Tencent Unveils World’s First 3D Model in 2025, Supporting Native 3D Reconstruction

Sep 07, 20251 Mins read175

On September 2, 2025, Tencent Hunyuan officially announced the release of HunyuanWorld-Voyager (Hunyuan Voyager for short), the industry’s first ultra-long-range world model supporting native 3D reconstruction.

This model ranked first in overall performance on the WorldScore, a world model benchmark released by Fei-Fei Li’s team at Stanford University, surpassing existing open-source methods and achieving outstanding results in both video generation and 3D reconstruction.

Voyager ranked first in the world model rankings

Voyager also achieved superior results in both video generation and video 3D reconstruction.

According to the latest introduction, Hunyuan Voyager focuses on expanding the application of AI intelligence in spatial, providing high-fidelity 3D scene navigation capabilities for fields such as virtual reality, physical simulation, and game development.

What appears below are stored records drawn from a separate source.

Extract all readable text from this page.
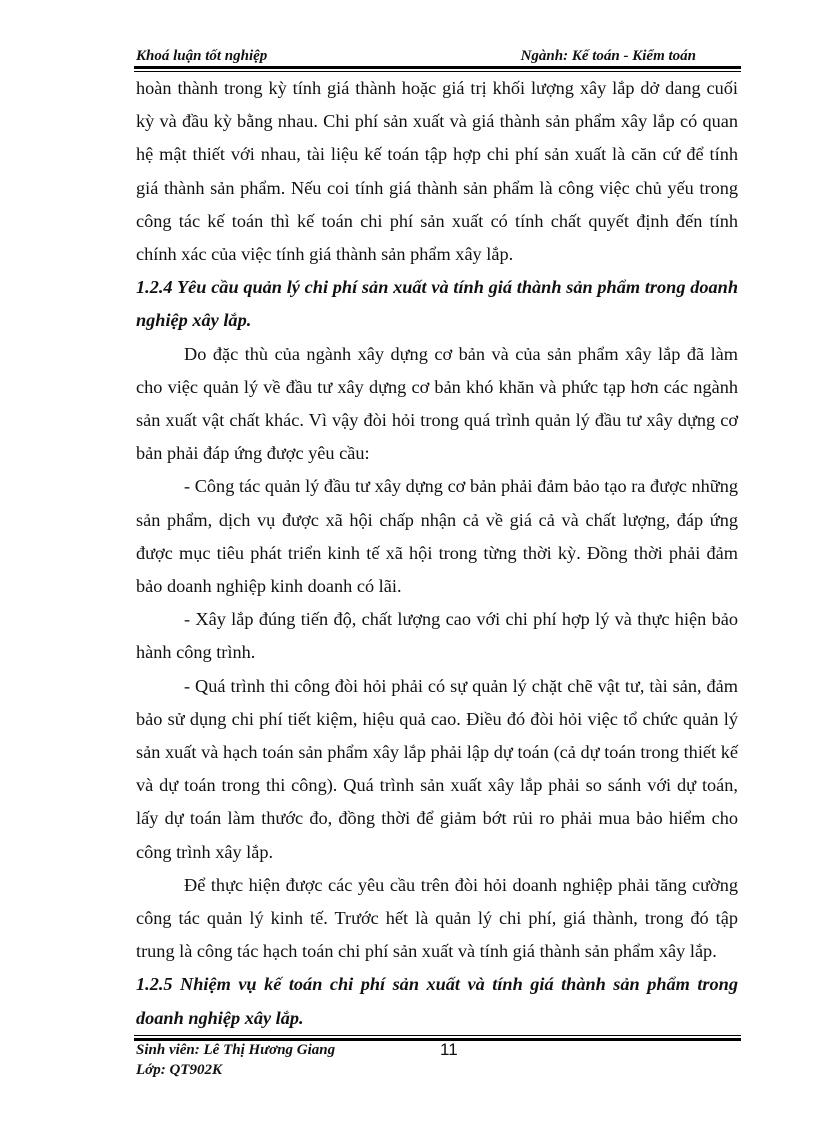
Khoá luận tốt nghiệp	Ngành: Kế toán - Kiểm toán

hoàn thành trong kỳ tính giá thành hoặc giá trị khối lượng xây lắp dở dang cuối kỳ và đầu kỳ bằng nhau. Chi phí sản xuất và giá thành sản phẩm xây lắp có quan hệ mật thiết với nhau, tài liệu kế toán tập hợp chi phí sản xuất là căn cứ để tính giá thành sản phẩm. Nếu coi tính giá thành sản phẩm là công việc chủ yếu trong công tác kế toán thì kế toán chi phí sản xuất có tính chất quyết định đến tính chính xác của việc tính giá thành sản phẩm xây lắp.

1.2.4 Yêu cầu quản lý chi phí sản xuất và tính giá thành sản phẩm trong doanh nghiệp xây lắp.

Do đặc thù của ngành xây dựng cơ bản và của sản phẩm xây lắp đã làm cho việc quản lý về đầu tư xây dựng cơ bản khó khăn và phức tạp hơn các ngành sản xuất vật chất khác. Vì vậy đòi hỏi trong quá trình quản lý đầu tư xây dựng cơ bản phải đáp ứng được yêu cầu:

- Công tác quản lý đầu tư xây dựng cơ bản phải đảm bảo tạo ra được những sản phẩm, dịch vụ được xã hội chấp nhận cả về giá cả và chất lượng, đáp ứng được mục tiêu phát triển kinh tế xã hội trong từng thời kỳ. Đồng thời phải đảm bảo doanh nghiệp kinh doanh có lãi.

- Xây lắp đúng tiến độ, chất lượng cao với chi phí hợp lý và thực hiện bảo hành công trình.

- Quá trình thi công đòi hỏi phải có sự quản lý chặt chẽ vật tư, tài sản, đảm bảo sử dụng chi phí tiết kiệm, hiệu quả cao. Điều đó đòi hỏi việc tổ chức quản lý sản xuất và hạch toán sản phẩm xây lắp phải lập dự toán (cả dự toán trong thiết kế và dự toán trong thi công). Quá trình sản xuất xây lắp phải so sánh với dự toán, lấy dự toán làm thước đo, đồng thời để giảm bớt rủi ro phải mua bảo hiểm cho công trình xây lắp.

Để thực hiện được các yêu cầu trên đòi hỏi doanh nghiệp phải tăng cường công tác quản lý kinh tế. Trước hết là quản lý chi phí, giá thành, trong đó tập trung là công tác hạch toán chi phí sản xuất và tính giá thành sản phẩm xây lắp.

1.2.5 Nhiệm vụ kế toán chi phí sản xuất và tính giá thành sản phẩm trong doanh nghiệp xây lắp.

Sinh viên: Lê Thị Hương Giang
Lớp: QT902K
11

This model overcomes the limitations of traditional video generation in terms of spatial consistency and exploration range, enabling the generation of long-distance, world-consistent navigation scenes and supporting direct video export to 3D formats.

Hunyuan Voyager’s 3D input and 3D output features are highly compatible with the previously open-source Hunyuan World Model 1.0. This extends the 1.0 model’s roaming range, improves the quality of complex scene generation, and allows for stylized control and editing of generated scenes.

Furthermore, the model supports a variety of 3D understanding and generation applications, including video scene reconstruction, 3D object texture generation, customized video style generation, and video depth estimation.

Officials stated that Hunyuan Voyager, for the first time, combines spatial and feature-based approaches to support native 3D memory and scene reconstruction, avoiding the latency and accuracy loss associated with traditional post-processing.

Additionally, 3D input conditions ensure accurate perspective, while the output directly generates 3D point clouds, making it suitable for a variety of application scenarios.

The additional depth information also supports video scene reconstruction, 3D object texture generation, stylized editing, and depth estimation.